?Recognition units? at the top of a neuronal hierarchy?

Abstract

The electric fish,Eigenmannia, is able to discriminate the sign of the frequency difference, Df, between a neighbor's electric organ discharges (EODs) and its own. The fish lowers its EOD frequency for positive Dfs and raises its frequency for negative Dfs to minimize jamming of its electrolocation ability by a neighbor's EODs of similar frequency. This jamming avoidance response (JAR) is controlled by a group of ‘sign-selective’ neurons in the prepacemaker nucleus (PPN) that is located at the boundary of the midbrain and the diencephalon (Fig. 1). Extracellular recordings from a total of 35 neurons revealed a great similarity between behavioral and neuronal response properties: 1. All neurons fired vigorously for negative Dfs and were almost silent for positive Dfs, regardless of the orientation of the jamming stimulus, and thus discriminated the sign of Df unambiguously (Fig. 2). 2. In accordance with behavioral observations, individual neurons failed to discriminate the sign of Df when the jamming stimulus had the same field geometry as the signal mimicking the animal's own EOD (Fig. 3). 3. Df magnitudes which evoke strongest JARs, usually 4 to 8 Hz, also induced most vigorous responses in sign-selective neurons (Fig. 5). 4. Behavioral and neuronal thresholds for the detection of small jamming signals were similar.
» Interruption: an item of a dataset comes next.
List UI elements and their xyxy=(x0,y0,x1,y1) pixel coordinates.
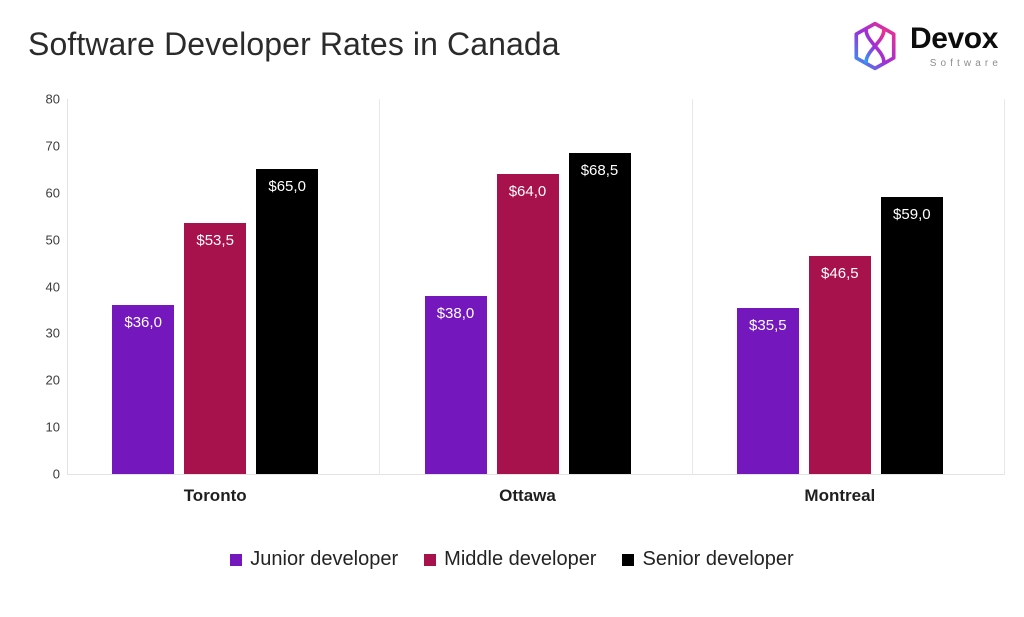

Threshold for sign selectivity was reached when the amplitude ratio of the jamming signal to the EOD mimic, measured near the head surface, was 0.001. This value corresponds to a maximal temporal disparity (a necessary cue for performing a correct JAR) of 1 to 2 μs for signals received by the two sides of the body in a transverse jamming field (Fig. 7). 5. The effects of two jamming fields, offered orthogonally to each other, may interact nonlinearly at the behavioral as well as at the neuronal level. A positive Df presented in one field may suppress behavioral and neuronal responses to modulations of the sign of Df in the other field (Fig. 8c).